Awkward, of course, but he was feeling in pretty good form owing to the pleasantness of the thought that he was shoving his knees under the same board as the girl Dahlia: so, having nodded to his host, who was glaring at him from the head of the table, as much as to say that all would be explained in God’s good time, he shot his cuffs and started to make sparkling conversation to Lady Prenderby.

‘Charming place you have here, what?’

Lady Prenderby said that the local scenery was generally admired. She was one of those tall, rangy, Queen Elizabeth sort of women, with tight lips and cold, blanc-mange-y eyes. Freddie didn’t like her looks much, but he was feeling, as I say, fairly fizzy, so he carried on with a bright zip.

‘Pretty good hunting country, I should think?’

‘I believe there is a good deal of hunting near here, yes.’

‘I thought as much,’ said Freddie. ‘Ah, that’s the stuff, is it not? A cracking gallop across good country with a jolly fine kill at the end of it, what, what?
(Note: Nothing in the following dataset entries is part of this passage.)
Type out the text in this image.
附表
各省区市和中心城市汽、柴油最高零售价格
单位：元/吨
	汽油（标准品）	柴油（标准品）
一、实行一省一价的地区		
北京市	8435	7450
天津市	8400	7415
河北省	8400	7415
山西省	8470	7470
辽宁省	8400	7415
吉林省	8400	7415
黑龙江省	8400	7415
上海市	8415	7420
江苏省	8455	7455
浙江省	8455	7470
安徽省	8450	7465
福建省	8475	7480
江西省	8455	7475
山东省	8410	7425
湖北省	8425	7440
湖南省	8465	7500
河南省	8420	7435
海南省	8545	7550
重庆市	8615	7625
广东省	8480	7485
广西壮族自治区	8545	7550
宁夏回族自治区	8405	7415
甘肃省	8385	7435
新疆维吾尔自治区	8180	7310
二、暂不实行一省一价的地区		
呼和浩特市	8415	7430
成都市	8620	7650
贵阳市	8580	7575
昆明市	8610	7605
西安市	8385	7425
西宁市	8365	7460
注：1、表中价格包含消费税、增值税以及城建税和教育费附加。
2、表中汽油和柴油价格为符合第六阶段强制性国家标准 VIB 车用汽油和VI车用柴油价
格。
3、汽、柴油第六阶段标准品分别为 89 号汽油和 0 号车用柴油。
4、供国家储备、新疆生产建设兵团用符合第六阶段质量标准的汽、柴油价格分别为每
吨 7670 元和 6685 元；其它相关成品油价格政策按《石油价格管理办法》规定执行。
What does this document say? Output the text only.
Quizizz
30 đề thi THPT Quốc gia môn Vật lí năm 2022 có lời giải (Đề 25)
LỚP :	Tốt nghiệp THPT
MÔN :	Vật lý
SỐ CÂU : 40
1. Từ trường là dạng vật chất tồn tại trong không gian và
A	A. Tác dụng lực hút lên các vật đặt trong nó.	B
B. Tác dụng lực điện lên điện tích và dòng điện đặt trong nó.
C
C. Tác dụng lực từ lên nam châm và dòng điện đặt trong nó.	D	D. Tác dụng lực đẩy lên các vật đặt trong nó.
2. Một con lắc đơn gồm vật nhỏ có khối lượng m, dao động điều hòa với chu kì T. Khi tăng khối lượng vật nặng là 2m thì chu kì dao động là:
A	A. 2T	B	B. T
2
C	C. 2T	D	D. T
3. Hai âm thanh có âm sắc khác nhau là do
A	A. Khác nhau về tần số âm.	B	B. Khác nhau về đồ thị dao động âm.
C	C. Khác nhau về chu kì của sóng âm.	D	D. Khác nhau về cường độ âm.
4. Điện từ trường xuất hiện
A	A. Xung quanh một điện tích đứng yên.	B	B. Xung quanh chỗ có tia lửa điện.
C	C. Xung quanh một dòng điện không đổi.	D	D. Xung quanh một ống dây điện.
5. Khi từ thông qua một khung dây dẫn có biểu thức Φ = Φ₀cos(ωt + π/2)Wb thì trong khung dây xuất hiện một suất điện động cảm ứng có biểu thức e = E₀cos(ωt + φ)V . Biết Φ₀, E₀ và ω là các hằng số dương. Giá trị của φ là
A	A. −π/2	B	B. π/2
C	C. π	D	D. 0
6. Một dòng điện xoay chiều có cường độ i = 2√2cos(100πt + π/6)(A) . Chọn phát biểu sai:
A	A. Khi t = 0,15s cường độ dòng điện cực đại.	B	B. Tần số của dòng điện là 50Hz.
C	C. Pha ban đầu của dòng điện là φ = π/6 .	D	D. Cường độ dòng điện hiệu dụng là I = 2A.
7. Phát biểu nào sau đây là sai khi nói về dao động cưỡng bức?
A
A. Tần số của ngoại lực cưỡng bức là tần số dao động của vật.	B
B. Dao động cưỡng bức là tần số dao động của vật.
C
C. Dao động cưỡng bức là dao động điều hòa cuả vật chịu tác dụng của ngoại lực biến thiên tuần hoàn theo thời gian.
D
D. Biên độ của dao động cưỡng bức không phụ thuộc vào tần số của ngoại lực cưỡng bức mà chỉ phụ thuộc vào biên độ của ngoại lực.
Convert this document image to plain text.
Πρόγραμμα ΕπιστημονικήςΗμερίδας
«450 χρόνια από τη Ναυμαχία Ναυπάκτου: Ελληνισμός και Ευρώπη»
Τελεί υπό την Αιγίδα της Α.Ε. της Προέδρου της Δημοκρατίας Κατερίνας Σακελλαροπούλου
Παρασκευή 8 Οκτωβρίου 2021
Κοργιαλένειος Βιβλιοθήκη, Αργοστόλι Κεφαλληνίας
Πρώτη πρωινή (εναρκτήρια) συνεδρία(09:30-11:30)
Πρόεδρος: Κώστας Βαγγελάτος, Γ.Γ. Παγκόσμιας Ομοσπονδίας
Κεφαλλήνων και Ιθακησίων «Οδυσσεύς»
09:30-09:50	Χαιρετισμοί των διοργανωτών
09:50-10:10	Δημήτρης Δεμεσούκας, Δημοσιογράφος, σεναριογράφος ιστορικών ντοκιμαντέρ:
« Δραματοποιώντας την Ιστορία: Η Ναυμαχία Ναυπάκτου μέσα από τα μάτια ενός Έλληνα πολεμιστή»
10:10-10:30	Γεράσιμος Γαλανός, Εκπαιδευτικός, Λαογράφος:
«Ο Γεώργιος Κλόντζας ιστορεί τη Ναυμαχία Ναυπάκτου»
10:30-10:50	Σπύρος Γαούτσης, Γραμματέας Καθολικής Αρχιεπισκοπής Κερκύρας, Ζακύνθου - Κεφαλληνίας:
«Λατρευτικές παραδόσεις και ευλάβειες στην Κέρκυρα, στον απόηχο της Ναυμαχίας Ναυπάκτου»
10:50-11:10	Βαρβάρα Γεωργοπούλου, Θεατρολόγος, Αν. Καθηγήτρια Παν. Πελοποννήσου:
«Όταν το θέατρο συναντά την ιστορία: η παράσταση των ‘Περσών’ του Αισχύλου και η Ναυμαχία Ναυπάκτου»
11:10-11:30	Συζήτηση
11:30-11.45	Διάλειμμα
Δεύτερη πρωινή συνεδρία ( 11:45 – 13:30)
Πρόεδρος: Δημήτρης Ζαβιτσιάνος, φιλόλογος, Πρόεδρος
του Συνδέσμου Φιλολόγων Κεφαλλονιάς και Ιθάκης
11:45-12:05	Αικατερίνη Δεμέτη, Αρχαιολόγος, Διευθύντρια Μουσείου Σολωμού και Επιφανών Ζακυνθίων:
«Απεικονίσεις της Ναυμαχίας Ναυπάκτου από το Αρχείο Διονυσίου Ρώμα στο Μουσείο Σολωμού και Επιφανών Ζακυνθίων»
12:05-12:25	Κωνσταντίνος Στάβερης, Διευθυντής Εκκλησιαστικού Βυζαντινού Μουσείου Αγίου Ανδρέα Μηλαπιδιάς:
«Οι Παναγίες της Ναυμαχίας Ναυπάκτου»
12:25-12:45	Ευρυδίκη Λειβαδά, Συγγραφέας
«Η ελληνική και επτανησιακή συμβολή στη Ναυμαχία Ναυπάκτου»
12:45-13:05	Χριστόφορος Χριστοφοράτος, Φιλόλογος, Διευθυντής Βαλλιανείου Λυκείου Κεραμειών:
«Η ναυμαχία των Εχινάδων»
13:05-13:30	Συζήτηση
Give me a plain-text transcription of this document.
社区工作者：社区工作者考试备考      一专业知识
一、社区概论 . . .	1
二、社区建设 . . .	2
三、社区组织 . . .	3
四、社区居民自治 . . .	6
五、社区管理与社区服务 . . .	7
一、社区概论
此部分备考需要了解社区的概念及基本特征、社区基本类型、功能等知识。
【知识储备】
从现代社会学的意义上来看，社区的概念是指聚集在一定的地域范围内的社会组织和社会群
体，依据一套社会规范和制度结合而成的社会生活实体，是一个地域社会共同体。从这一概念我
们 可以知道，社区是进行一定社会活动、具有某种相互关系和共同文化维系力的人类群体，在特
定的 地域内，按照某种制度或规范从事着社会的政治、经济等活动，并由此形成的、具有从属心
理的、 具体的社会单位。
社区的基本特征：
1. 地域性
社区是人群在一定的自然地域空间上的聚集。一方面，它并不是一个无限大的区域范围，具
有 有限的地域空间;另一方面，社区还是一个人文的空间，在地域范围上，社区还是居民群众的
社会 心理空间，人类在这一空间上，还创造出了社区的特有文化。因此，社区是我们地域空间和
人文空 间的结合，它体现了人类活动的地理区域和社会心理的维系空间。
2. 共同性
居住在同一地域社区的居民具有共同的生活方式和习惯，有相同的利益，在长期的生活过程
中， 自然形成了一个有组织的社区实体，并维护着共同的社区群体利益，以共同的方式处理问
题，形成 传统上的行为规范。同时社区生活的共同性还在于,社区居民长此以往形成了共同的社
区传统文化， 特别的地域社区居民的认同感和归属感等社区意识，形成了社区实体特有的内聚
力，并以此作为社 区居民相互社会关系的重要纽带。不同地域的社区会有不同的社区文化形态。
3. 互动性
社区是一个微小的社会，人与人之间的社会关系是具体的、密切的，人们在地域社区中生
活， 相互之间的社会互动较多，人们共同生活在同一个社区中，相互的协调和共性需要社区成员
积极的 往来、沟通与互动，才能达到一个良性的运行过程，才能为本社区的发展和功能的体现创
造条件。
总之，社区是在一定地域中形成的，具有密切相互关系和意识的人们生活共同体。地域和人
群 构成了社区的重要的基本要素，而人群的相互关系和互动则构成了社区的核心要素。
Hark for’ard, yoicks, tally-ho, I mean to say, and all that sort of thing.’

Lady Prenderby shivered austerely.

‘I fear I cannot share your enthusiasm,’ she said. ‘I have the strongest possible objection to hunting. I have always set my face against it, as against all similar brutalizing blood-sports.’

This was a nasty jar for poor old Freddie, who had been relying on the topic to carry him nicely through at least a couple of courses. It silenced him for the nonce. And as he paused to collect his faculties, his host, who had now been glowering for six and a half minutes practically without cessation, put a hand in front of his mouth and addressed the girl Dahlia across the table. Freddie thinks he was under the impression that he was speaking in a guarded whisper, but, as a matter of fact, the words boomed through the air as if he had been a costermonger calling attention to his Brussels sprouts.

‘Dahlia!’

‘Yes, Father?’

‘Who’s that ugly feller?’

‘Hush!’

‘What do you mean, hush? Who is he?’

‘Mr Widgeon.’

‘Mr Who?’

‘Widgeon.’

‘I wish you would articulate clearly and not mumble,’ said Sir Mortimer fretfully. ‘It sounds to me just like “Widgeon”. Who asked him here?’

‘I did.’

‘Why?’

‘He’s a friend of mine.’

‘Well, he looks a pretty frightful young slab of damnation to me. What I’d call a criminal face.’

‘Hush!’

‘Why do you keep saying “Hush”? Must be a lunatic, too. Throws cats at people.’